Paxton served five terms in the House before becoming a state senator, therefore his support is unknown. Texas’ other top Republicans haven’t supported Paxton since Wednesday’s impeachment possibility.

The investigation committee—three Republicans and two Democrats—issued articles of impeachment based on Paxton’s friendship with a rich contributor. They focus on Paxton’s alleged attempts to shield the donor from an FBI inquiry and suppress whistleblower accusations from his employees.

House voting timing is unknown. Phelan’s office declined to comment, and Republican investigating committee leader Rep. Andrew Murr said he had no deadline.

Texas impeachment demands prompt removal pending a Senate trial, unlike Congress. Republican Gov. Greg Abbott may select an interim. Abbott’s administration declined comment on impeachment counts.

Angela, Paxton’s wife, is a senator, hence two-thirds Senate approval is needed for removal. Republican Senate leader Lt. Gov. Dan Patrick declined to comment.

Paxton, 60, faces ouster by GOP lawmakers just seven months after easily winning a third term over challengers, including George P. Bush, who had urged voters to reject a compromised incumbent but found that many didn’t know about Paxton’s litany of alleged misdeeds or dismissed them as political attacks.

“A critical moment for the rule of law and will of Texas voters.”

State law authorizes the House to continue impeachment proceedings after Monday’s normal session. It might possibly reconvene. Senate alternatives are same.

The House committee probe was revealed Tuesday, followed by an unusual public exposure of Paxton’s alleged illegal activities as one of Texas’ most prominent officials the following day.

Paxton’s critics, which now include a growing number of his party members in the Texas Capitol, say the rebuke was years in the making.

He confessed to breaking Texas securities law by recruiting customers without registering as an investment adviser in 2014. A year later, a grand jury in his hometown outside Dallas charged Paxton on felony securities charges for misleading tech company investors. He denies two felony offenses with a five-to-99-year jail term.

He formed a legal defense fund and collected $100,000 from an executive whose firm was under Paxton’s Medicaid fraud probe. An Arizona retiree gave $50,000, and his son Paxton was promoted to a high-ranking job but sacked after exhibiting child pornography in a meeting.

Paxton’s friendship with billionaire contributor Nate Paul, an Austin real estate entrepreneur, is his biggest danger.

In 2020, many of Paxton’s senior aides informed the FBI they were afraid the attorney general was misusing his authority to support Paul over baseless charges of a $200 million property theft plot.

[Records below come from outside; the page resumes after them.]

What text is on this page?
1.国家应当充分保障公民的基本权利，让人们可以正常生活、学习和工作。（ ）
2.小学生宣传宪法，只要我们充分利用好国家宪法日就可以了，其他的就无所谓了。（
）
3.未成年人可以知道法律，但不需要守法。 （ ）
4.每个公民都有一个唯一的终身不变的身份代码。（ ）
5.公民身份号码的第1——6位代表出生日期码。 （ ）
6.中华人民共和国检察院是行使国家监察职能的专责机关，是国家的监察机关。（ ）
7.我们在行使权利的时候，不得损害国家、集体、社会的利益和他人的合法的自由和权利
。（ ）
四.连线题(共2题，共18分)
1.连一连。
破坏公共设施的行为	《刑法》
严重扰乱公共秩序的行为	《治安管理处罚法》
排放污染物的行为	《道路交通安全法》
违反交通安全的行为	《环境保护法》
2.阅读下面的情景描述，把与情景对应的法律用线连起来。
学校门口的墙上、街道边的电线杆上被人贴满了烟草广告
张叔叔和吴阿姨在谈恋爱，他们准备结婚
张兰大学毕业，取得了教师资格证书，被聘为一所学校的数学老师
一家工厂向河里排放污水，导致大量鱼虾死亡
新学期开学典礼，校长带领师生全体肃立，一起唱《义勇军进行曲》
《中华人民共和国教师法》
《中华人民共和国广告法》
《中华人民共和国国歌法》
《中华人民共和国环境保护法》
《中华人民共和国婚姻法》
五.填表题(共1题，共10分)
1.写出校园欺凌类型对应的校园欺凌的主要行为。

Paul’s attorneys deny wrongdoing when the FBI investigated his house in 2019. Paxton informed workers that he had an affair with a Paul employee.

The impeachment charges involve many Paul-related allegations against Paxton. The charges include intervening in foreclosure litigation, inappropriately giving legal opinions to benefit Paul, and terminating, intimidating, and interfering with personnel who reported it. Paul allegedly hired Paxton’s mistress in return for legal advice and paid for pricey Austin house upgrades.

Paxton faces further allegations from his 2015 felony securities fraud conviction, including lying to state investigators.

The eight aides who reported Paxton to the FBI were dismissed or resigned, and four sued under Texas’ whistleblower legislation. Paxton settled for $3.3 million in February. Phelan opposes taxpayer funding of the settlement, which requires Texas House approval.

The House began investigating Paxton shortly after the settlement. The inquiry gave Paxton unusual attention in the Texas Capitol, where many Republicans have been silent about his claims.

Only Gov. James Ferguson in 1917 and state Judge O.P. Carrillo in 1975 were impeached by the Texas House.